Introduced in 2021 to assist companies to bounce-back after the COVID pandemic, the SBR framework has enabled thousands of small businesses to reduce debt, retain control, keep their people employed, and continue trading. 

The ASIC report shows a sharp rise in uptake of the SBR process recently, from just 82 appointments in its first 18 months to over 1,400 in 2023-24, with projections of over 3,000 for 2024-25. The report also found the Construction and Hospitality industries account for half of all appointments, reflecting the sectors most impacted by recent economic conditions and the cost-of-living crisis. 

Key statistics from the ASIC report highlighting the SBR processes effectiveness in preserving viable businesses include:

  • 87 per cent of all SBR plans were successful (where the SBR plan was accepted by creditors); and
  • 93 per cent of all companies that completed an SBR plan by 31 March 2025 remained registered as of 30 April 2025.

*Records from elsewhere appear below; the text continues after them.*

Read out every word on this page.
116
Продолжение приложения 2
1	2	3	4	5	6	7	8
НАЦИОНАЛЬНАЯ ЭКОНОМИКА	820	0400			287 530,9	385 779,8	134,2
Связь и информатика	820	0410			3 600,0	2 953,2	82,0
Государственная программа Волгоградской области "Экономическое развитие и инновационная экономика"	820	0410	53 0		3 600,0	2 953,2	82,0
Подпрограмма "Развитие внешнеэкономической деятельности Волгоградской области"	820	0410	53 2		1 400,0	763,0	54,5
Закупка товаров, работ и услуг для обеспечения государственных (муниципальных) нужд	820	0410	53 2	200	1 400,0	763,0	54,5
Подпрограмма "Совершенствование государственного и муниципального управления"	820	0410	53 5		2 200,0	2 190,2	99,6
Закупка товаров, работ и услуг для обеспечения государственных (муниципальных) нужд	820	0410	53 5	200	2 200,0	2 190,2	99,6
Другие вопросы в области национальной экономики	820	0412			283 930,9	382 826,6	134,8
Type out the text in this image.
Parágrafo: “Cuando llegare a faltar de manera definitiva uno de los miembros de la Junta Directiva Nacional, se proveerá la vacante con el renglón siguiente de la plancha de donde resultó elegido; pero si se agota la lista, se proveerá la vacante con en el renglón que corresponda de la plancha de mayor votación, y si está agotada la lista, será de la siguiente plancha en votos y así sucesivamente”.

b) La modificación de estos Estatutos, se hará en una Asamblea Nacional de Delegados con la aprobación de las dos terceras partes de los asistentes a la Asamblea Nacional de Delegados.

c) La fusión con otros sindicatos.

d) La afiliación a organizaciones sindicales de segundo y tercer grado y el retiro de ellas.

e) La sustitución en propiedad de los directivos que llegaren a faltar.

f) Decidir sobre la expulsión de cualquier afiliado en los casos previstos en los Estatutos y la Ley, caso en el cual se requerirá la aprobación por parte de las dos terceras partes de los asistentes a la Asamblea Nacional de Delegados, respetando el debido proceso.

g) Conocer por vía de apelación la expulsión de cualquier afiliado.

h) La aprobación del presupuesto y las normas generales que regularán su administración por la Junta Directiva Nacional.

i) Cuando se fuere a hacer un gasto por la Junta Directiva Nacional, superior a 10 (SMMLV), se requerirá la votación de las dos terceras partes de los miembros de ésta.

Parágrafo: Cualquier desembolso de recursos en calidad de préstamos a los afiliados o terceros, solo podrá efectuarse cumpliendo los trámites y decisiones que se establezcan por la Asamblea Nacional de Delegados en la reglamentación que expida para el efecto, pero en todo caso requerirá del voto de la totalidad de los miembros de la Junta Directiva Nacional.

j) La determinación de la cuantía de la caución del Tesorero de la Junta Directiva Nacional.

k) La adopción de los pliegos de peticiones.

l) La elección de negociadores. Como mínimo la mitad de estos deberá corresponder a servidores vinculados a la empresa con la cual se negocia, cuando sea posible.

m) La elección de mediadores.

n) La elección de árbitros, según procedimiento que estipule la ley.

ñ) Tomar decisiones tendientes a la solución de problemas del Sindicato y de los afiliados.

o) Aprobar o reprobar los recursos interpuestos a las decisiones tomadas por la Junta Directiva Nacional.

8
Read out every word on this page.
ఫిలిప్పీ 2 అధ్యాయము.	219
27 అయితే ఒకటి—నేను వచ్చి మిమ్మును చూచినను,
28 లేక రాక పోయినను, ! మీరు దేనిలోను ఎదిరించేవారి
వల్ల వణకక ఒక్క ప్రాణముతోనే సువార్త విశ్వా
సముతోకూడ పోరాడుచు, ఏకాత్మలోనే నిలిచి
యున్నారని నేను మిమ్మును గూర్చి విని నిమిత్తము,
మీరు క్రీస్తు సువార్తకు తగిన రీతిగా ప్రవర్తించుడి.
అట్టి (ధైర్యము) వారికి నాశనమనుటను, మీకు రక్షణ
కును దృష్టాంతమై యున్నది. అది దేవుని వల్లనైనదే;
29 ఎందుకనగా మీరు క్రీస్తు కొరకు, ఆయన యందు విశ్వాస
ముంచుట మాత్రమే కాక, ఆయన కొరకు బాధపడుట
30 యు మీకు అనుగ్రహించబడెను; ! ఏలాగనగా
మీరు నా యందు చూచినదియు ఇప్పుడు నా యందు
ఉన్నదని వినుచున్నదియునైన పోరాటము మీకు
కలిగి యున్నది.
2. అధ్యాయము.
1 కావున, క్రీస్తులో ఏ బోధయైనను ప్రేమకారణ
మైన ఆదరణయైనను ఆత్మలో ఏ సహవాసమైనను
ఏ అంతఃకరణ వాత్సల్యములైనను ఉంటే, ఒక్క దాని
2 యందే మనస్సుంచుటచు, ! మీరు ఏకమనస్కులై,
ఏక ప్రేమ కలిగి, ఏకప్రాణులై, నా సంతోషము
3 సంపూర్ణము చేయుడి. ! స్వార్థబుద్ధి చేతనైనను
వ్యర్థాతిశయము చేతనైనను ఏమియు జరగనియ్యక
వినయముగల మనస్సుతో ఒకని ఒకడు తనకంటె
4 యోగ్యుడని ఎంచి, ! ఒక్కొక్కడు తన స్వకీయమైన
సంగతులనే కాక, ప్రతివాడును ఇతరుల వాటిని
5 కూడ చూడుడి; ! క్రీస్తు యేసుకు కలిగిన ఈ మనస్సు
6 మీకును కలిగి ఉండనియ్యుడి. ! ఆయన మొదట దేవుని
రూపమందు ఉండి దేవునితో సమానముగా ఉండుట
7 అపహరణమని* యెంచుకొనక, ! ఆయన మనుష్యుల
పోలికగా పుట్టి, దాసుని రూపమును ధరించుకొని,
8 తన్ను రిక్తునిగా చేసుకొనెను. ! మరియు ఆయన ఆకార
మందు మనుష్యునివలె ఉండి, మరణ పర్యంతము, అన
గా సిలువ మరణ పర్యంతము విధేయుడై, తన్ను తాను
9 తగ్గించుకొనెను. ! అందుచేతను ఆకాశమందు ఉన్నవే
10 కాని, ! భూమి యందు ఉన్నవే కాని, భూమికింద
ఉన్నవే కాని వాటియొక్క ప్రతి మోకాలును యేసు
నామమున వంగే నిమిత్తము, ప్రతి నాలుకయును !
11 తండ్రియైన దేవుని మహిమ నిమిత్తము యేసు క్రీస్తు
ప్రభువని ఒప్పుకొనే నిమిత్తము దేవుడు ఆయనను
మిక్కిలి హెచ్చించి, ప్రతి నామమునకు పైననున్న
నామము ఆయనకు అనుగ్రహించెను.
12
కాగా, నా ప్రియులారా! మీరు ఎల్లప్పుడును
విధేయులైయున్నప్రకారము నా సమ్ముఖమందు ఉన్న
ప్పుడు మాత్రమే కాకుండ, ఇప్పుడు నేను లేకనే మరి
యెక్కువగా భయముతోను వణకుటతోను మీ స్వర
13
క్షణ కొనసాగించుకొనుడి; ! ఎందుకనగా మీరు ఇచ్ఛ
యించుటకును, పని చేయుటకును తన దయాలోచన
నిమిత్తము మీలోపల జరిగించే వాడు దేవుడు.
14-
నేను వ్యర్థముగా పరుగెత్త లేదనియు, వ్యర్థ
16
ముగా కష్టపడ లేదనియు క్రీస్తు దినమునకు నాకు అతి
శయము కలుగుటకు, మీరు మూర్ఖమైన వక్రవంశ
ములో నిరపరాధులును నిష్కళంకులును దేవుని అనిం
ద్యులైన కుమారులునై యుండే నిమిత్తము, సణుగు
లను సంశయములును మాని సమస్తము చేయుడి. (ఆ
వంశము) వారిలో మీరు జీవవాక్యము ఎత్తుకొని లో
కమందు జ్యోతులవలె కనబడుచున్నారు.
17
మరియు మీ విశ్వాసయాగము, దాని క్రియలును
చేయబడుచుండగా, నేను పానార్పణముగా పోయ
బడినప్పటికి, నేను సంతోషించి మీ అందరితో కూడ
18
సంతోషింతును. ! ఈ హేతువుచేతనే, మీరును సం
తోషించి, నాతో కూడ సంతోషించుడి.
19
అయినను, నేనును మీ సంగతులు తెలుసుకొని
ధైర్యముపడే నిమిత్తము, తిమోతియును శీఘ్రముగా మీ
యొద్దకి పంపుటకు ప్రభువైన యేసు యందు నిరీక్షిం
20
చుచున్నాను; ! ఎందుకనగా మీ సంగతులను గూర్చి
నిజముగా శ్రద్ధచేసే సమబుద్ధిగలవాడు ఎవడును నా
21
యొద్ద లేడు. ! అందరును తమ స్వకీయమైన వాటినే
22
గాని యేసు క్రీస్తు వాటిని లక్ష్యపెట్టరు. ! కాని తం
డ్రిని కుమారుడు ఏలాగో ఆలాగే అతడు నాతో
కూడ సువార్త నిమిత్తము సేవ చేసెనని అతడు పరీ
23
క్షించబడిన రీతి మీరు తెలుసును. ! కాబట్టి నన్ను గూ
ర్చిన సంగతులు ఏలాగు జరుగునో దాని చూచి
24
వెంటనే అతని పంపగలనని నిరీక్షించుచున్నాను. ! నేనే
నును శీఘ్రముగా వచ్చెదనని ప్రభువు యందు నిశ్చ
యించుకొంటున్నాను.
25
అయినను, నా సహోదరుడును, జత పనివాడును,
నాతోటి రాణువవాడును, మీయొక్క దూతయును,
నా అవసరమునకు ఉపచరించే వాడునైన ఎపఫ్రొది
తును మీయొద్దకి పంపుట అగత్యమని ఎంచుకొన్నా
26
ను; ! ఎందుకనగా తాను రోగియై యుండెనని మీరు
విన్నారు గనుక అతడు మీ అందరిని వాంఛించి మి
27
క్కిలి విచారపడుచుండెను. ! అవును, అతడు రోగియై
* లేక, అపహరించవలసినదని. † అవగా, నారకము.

Grant Thornton’s Restructuring Advisory team has played a key role in supporting clients through the SBR process and has assisted many of its clients to successfully reduce debt and keep their business running. 

John McInerney, Partner – Restructuring Advisory at Grant Thornton said, “We’ve had a run of success helping clients restructure and keep their businesses running. One hospitality client was downsized from four cafés to three after the COVID period. By taking them through the SBR, we saved 70 jobs, restructured legacy debt, and now they have expanded and have six cafés highlighting the benefits of the SBR process.

“We continue to advocate for practical, forward-looking solutions that help Australian small (and some medium) businesses navigate financial distress and emerge stronger.”

Key success factors for directors considering an SBR include:

  • Assessing the underlying viability of the business and identifying any structural or operational changes;
  • Preparing a robust 6 to 12-month cashflow forecast, to assist with strategic planning and growth opportunities; and
  • Keeping up to date with tax reporting obligations.   

Importantly, the directors remain in control during the SBR process while working with the restructuring practitioner to develop a debt compromise plan. There is an opportunity for the company’s existing accountant to play an active role in supporting the restructure.